Une réforme essentielle du marché européen est nécessaire. La France a pensé qu'elle avait remporté une victoire lorsque, en juillet 2022, après de longues négociations, elle a réussi à faire intégrer l'énergie nucléaire dans la liste des énergies "vertes" pouvant bénéficier de financements de Bruxelles pour la transition énergétique. L'Allemagne s'y est opposée, mais a fait pression pour inclure le gaz, malgré le fait qu'il s'agisse d'une ressource fossile plus polluante en termes d'émissions de CO2. L'Europe a finalement trouvé un compromis.

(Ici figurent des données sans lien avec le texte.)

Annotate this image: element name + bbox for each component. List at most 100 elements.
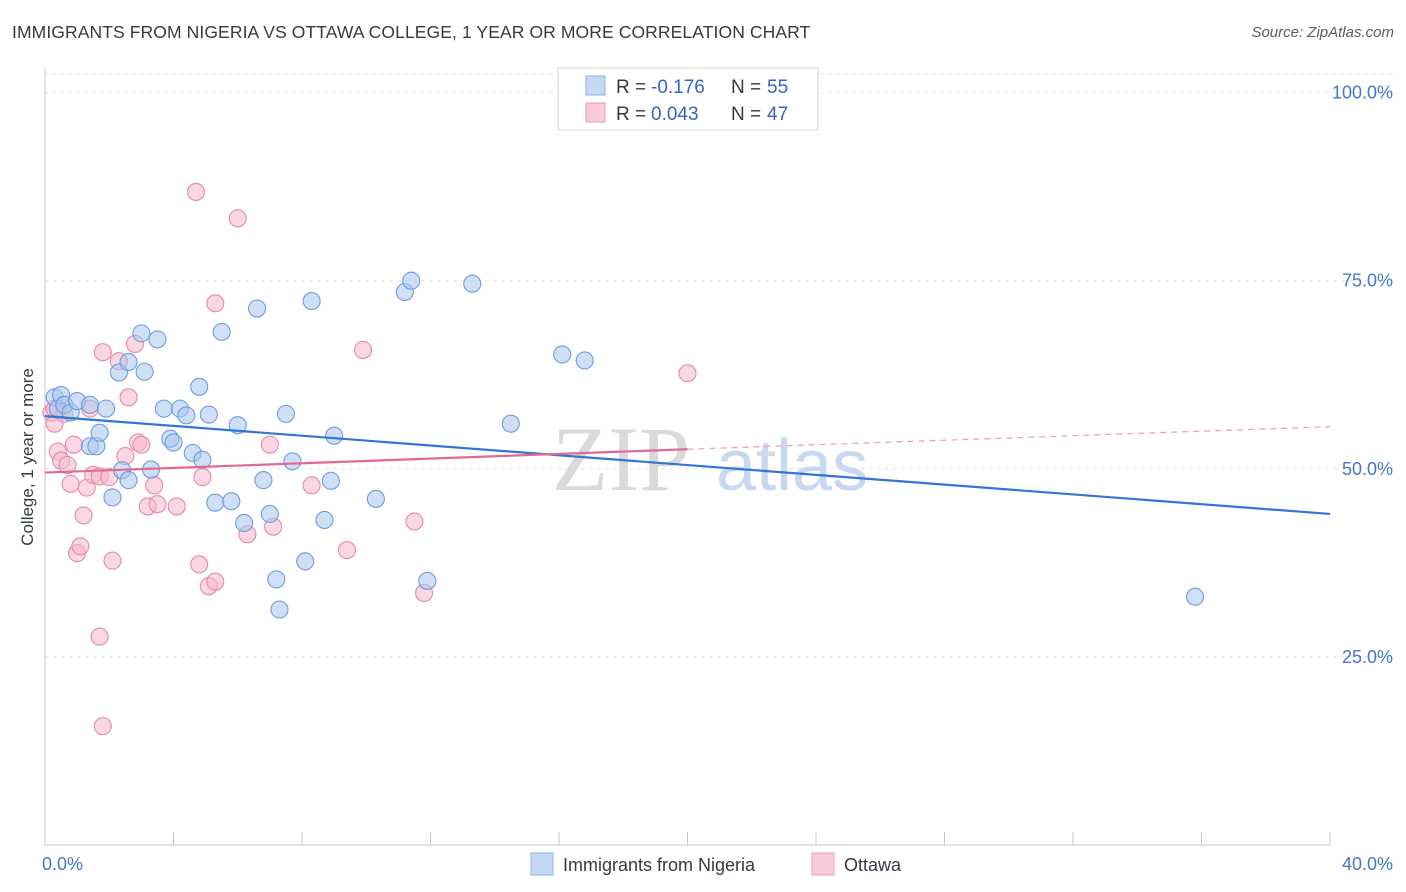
ottawa-point [64,435,83,454]
nigeria-point [296,552,315,571]
legend-n-label-nigeria: N = [731,77,766,98]
legend-n-label-ottawa: N = [731,104,766,125]
nigeria-point [418,571,437,590]
nigeria-point [132,324,151,343]
legend-n-value-ottawa: 47 [767,104,788,125]
ottawa-point [206,294,225,313]
nigeria-point [212,322,231,341]
ottawa-point [193,468,212,487]
nigeria-point [501,414,520,433]
watermark-atlas: atlas [716,426,868,506]
trend-lines [44,415,1331,516]
ottawa-point [260,435,279,454]
legend-r-value-nigeria: -0.176 [651,77,705,98]
ottawa-point [405,512,424,531]
ottawa-point [228,209,247,228]
nigeria-point [267,570,286,589]
nigeria-point [80,395,100,414]
nigeria-point [206,493,225,512]
nigeria-point [119,352,138,372]
nigeria-point [463,274,482,293]
y-tick-label: 100.0% [1332,83,1393,103]
y-tick-label: 25.0% [1342,647,1393,667]
nigeria-point [90,423,109,442]
nigeria-point [321,471,340,490]
source-label: Source: ZipAtlas.com [1251,24,1394,41]
nigeria-point [260,504,279,524]
bottom-legend-swatch-ottawa [811,852,835,876]
nigeria-point [119,471,138,490]
ottawa-point [74,506,93,525]
nigeria-point [190,377,209,396]
nigeria-point [222,492,241,511]
ottawa-point [678,364,697,383]
correlation-legend: R = -0.176 N = 55 R = 0.043 N = 47 [557,67,819,131]
chart-title: IMMIGRANTS FROM NIGERIA VS OTTAWA COLLEG… [12,22,811,42]
legend-r-value-ottawa: 0.043 [651,104,699,125]
ottawa-point [145,476,164,495]
nigeria-point [283,452,302,471]
nigeria-point [154,399,173,418]
ottawa-point [190,555,209,574]
legend-swatch-nigeria [585,75,606,96]
legend-r-label-nigeria: R = [616,77,651,98]
ottawa-point [58,455,77,475]
ottawa-point [132,435,151,454]
nigeria-point [575,351,594,370]
ottawa-point [353,340,373,359]
legend-r-label-ottawa: R = [616,104,651,125]
ottawa-point [103,551,122,570]
nigeria-point [276,404,295,423]
ottawa-point [61,474,80,493]
ottawa-point [90,627,109,646]
ottawa-point [302,476,321,495]
nigeria-point [96,399,116,418]
nigeria-point [148,330,167,349]
nigeria-point [302,291,321,311]
ottawa-point [206,572,225,591]
legend-n-value-nigeria: 55 [767,77,788,98]
nigeria-point [325,426,344,445]
x-tick-label: 0.0% [42,854,83,874]
grid-lines [45,73,1394,658]
nigeria-points [45,271,1205,619]
ottawa-trend-line [44,448,688,474]
nigeria-point [177,406,196,425]
nigeria-point [103,488,122,507]
ottawa-point [186,182,206,201]
ottawa-trend-extension [687,426,1331,450]
nigeria-point [366,489,385,508]
y-tick-label: 75.0% [1342,271,1393,291]
axes [44,68,1331,846]
nigeria-point [199,405,218,424]
ottawa-point [93,717,112,736]
series-legend: Immigrants from Nigeria Ottawa [530,852,902,876]
nigeria-point [235,513,254,533]
nigeria-trend-line [44,415,1331,516]
nigeria-point [193,450,212,469]
nigeria-point [247,299,267,318]
y-axis-label: College, 1 year or more [18,368,37,546]
bottom-legend-swatch-nigeria [530,852,554,876]
nigeria-point [553,345,572,364]
y-tick-label: 50.0% [1342,459,1393,479]
bottom-legend-label-ottawa: Ottawa [844,855,902,875]
nigeria-point [164,433,183,452]
ottawa-point [71,537,90,556]
ottawa-point [119,388,138,407]
bottom-legend-label-nigeria: Immigrants from Nigeria [563,855,756,875]
nigeria-point [402,271,421,290]
tick-labels: 25.0% 50.0% 75.0% 100.0% 0.0% 40.0% [42,83,1393,874]
ottawa-point [148,495,167,514]
ottawa-point [167,497,186,516]
nigeria-point [270,600,289,619]
x-tick-label: 40.0% [1342,854,1393,874]
ottawa-point [93,343,112,362]
ottawa-point [337,541,357,560]
nigeria-point [1186,587,1205,606]
nigeria-point [135,362,154,381]
nigeria-point [254,471,273,490]
legend-swatch-ottawa [585,102,606,123]
nigeria-point [315,510,334,530]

Selon Pascal Canfin, président de la commission de l'Environnement au Parlement européen, les Allemands ont admis que l'énergie nucléaire, qui ne produit pas de carbone, est bénéfique pour la transition énergétique. De leur côté, les Français ont accepté d'intégrer le gaz lorsqu'il remplace les centrales à charbon. Cependant, cette situation n'était que la première étape. À chaque nouvelle législation, l'Allemagne a continué à s'opposer à l'énergie nucléaire. En juin dernier, la France a réussi à grand peine à faire reconnaître le rôle du nucléaire dans la directive européenne sur les énergies renouvelables.
Ensuite, la lutte s'est déplacée vers l'hydrogène vert, qui est un élément clé de la stratégie allemande de transition énergétique (Energiewende) pour remédier aux fluctuations des énergies renouvelables. La question est de savoir s'il faut uniquement prendre en compte les molécules d'hydrogène produites à partir d'énergies éoliennes ou solaires, comme le demande l'Allemagne, ou si l'on peut élargir le champ aux électrons provenant de l'énergie nucléaire, comme le souhaite la France. Il pourrait y avoir un compromis en vue.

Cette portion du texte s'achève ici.